The first research question solved by our approach is to bring wireless sensor and mesh networks together with ontology-based methodologies and this in a context-aware environment. To reach this goal, we defined a number of representative use cases and used these to design the supporting DL-Reasoning platform. Secondly, we have implemented the necessary scheduling approaches to technically prove the collaboration of data processing and information classification in a distributed setting, taking into account as much localised information as possible. Lastly, we wanted to optimise the workflow of the platform. Therefore, to formulate an answer on the third and main research question, the adoption of bandwidth optimisation strategies has resulted in significant savings in bandwidth utilisation of 69.48% for the MTSSc algorithm and 92.89% for the MTSSdc algorithm, compared to the MTSS algorithm, without sacrificing any platform functionality. However, because of the specific nature of DL-Reasoning tasks and the characteristics of the hardware, special attention needs to be given when to offload reasoning tasks for specific queries to remote nodes in the context of power optimisation strategies (OPC algorithm). The reason for this has to be found in the potential imbalance between the time needed to compute the results of the description logics model and the time needed to transfer the result set towards the front-end user application. Using our result set size estimation algorithm (RSSE), the bandwidth utilisation optimisation algorithms can also proactively choose the option consuming the least amount of bandwidth, even in the case when for a particular model and query no historical data is available and reactive scheduling is therefore not possible. We have proven by means of an established benchmark that a correct estimation is performed in 11 of the 14 queries. This results in an acceptable estimation for most of the queries in a context-aware setting, except for those queries with many variables and a very restrictive nature. Should such queries be offered to the system regularly, either the 1st order IIR filter modified average mechanism will automatically correct this or the constraints in the query should be included in the ontology model itself.

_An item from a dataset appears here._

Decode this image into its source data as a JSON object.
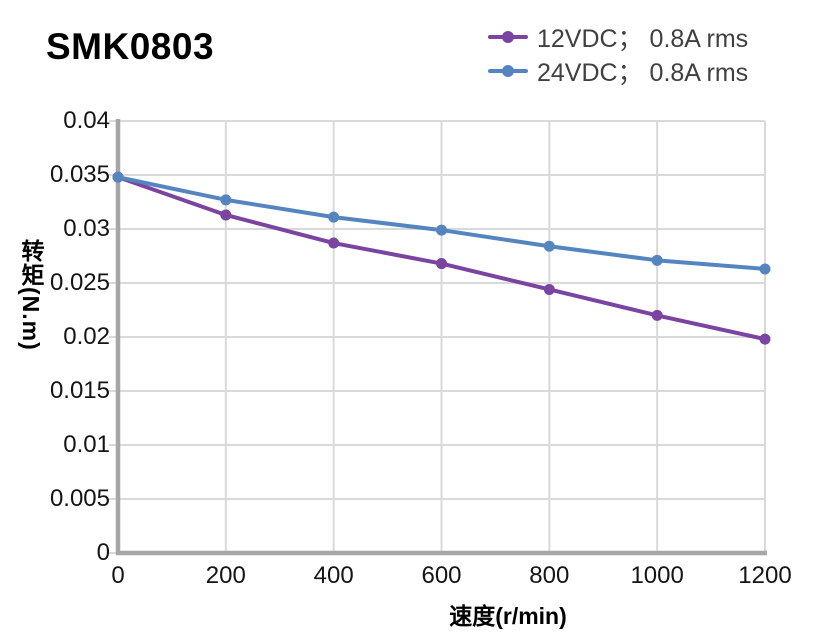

Future work consists of developing an automatic conversion algorithm for such complex and restrictive queries and to adapt the ontology models at runtime. This should reduce the number of queries in which the RSSE algorithm overestimates the size of the result set. A potential approach could be to extract the individual query triple patterns and to include a new concept in the ontology, defined by means of existential quantification, representing this extracted query triple pattern. Additionally, we plan to study how we can extend the current architecture towards a platform in which underlying remote nodes can again delegate incoming DL-Reasoning tasks to other nodes in the network.
Footnotes
Acknowledgments
S. Verstichel would like to thank the IWT (Institute for the Promotion of Innovation through Science and Technology in Flanders) for financial support through his Ph.D. grant. This research is also partly funded through their participation in the IBBT-DEUS and IWT-SymbioNets projects.